The magic happens inside the grunt-laxar grunt tasks: Running the laxar-build task now also triggers running the laxar-merge-require-config task. This task walks through all widget and control directories reachable from a flow, collects all require_config.js files and merges them with the application specific require_config.js found in the root directory of the application. The result will be written under the folder for generated flow artifacts (e.g. var/flows/main/require_config.js for a flow called main).

It is assumed that the configuration is saved as a global require variable within the require_config.js.

For example:

var require = {
   paths: {
      marked: 'marked/lib/marked'
   },
   packages: [
      {
         name: 'URI',
         location: 'URIjs/src',
         main: 'URI'
      }
   ]
};

This will not work:

window.require = {
  // this won't work ....
};
// or
require.config( {
   // this won't work, too ...
} );

When merging the configuration the require_config.js found in the application root is used as starting point. Whenever in another configuration a shim, deps or package configuration is found, it is added to the resulting configuration.

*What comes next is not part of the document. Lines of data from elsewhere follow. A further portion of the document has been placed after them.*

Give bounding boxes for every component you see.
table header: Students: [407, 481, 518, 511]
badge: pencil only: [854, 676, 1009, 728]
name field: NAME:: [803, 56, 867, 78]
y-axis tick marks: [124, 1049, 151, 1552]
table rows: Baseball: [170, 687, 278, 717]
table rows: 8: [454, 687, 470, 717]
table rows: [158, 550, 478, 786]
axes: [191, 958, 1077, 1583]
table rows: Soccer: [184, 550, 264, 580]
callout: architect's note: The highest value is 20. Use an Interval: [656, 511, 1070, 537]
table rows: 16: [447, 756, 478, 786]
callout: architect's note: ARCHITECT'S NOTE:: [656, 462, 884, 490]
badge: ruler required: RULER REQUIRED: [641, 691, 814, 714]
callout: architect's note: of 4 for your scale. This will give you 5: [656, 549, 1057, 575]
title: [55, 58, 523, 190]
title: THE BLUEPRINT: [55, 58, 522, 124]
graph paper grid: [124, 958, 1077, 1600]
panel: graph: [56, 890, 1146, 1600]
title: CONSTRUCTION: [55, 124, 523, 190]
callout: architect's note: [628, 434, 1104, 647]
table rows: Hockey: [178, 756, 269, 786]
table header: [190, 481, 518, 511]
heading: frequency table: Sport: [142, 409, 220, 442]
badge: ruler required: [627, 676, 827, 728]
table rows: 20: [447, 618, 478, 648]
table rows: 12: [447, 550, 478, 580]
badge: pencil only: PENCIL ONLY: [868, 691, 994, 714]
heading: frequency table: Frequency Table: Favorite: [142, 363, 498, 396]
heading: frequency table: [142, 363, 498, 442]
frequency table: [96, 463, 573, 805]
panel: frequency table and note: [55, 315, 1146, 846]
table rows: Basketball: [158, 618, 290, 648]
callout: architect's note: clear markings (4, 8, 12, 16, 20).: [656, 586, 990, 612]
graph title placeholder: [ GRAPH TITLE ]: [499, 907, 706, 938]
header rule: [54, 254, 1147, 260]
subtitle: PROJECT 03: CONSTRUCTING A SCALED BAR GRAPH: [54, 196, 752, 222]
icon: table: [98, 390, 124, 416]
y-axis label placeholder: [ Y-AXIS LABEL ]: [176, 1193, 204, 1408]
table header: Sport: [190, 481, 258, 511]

Already existing entries will not be overwritten. Hence the application always wins.

paths will be merged likewise, with the only difference, that a different path for an already configured module will be added as mapping under the path of the artifact. If for example the application configures the path for underscore as underscore/dist/underscore but the widget (which is for example located under includes/widgets/category/my-widget) defines underscore as lodash/dist/lodash, the following mapping will be added:

{
   'map': {
      'includes/widgets/category/my-widget' : {
         'underscore': 'lodash/dist/lodash'
      }
   }
}

Everything under map in the artifact configuration will prefixed with the path to the artifact before adding it to the resulting configuration. This ensures it will only be enabled for the correct artifact. The result looks similar to the example for paths above.

All other available RequireJS configuration will simply be added, if not set already. If e.g. baseUrl is defined in the require_config.js of the application, a value from a widget's require_config.js will be ignored.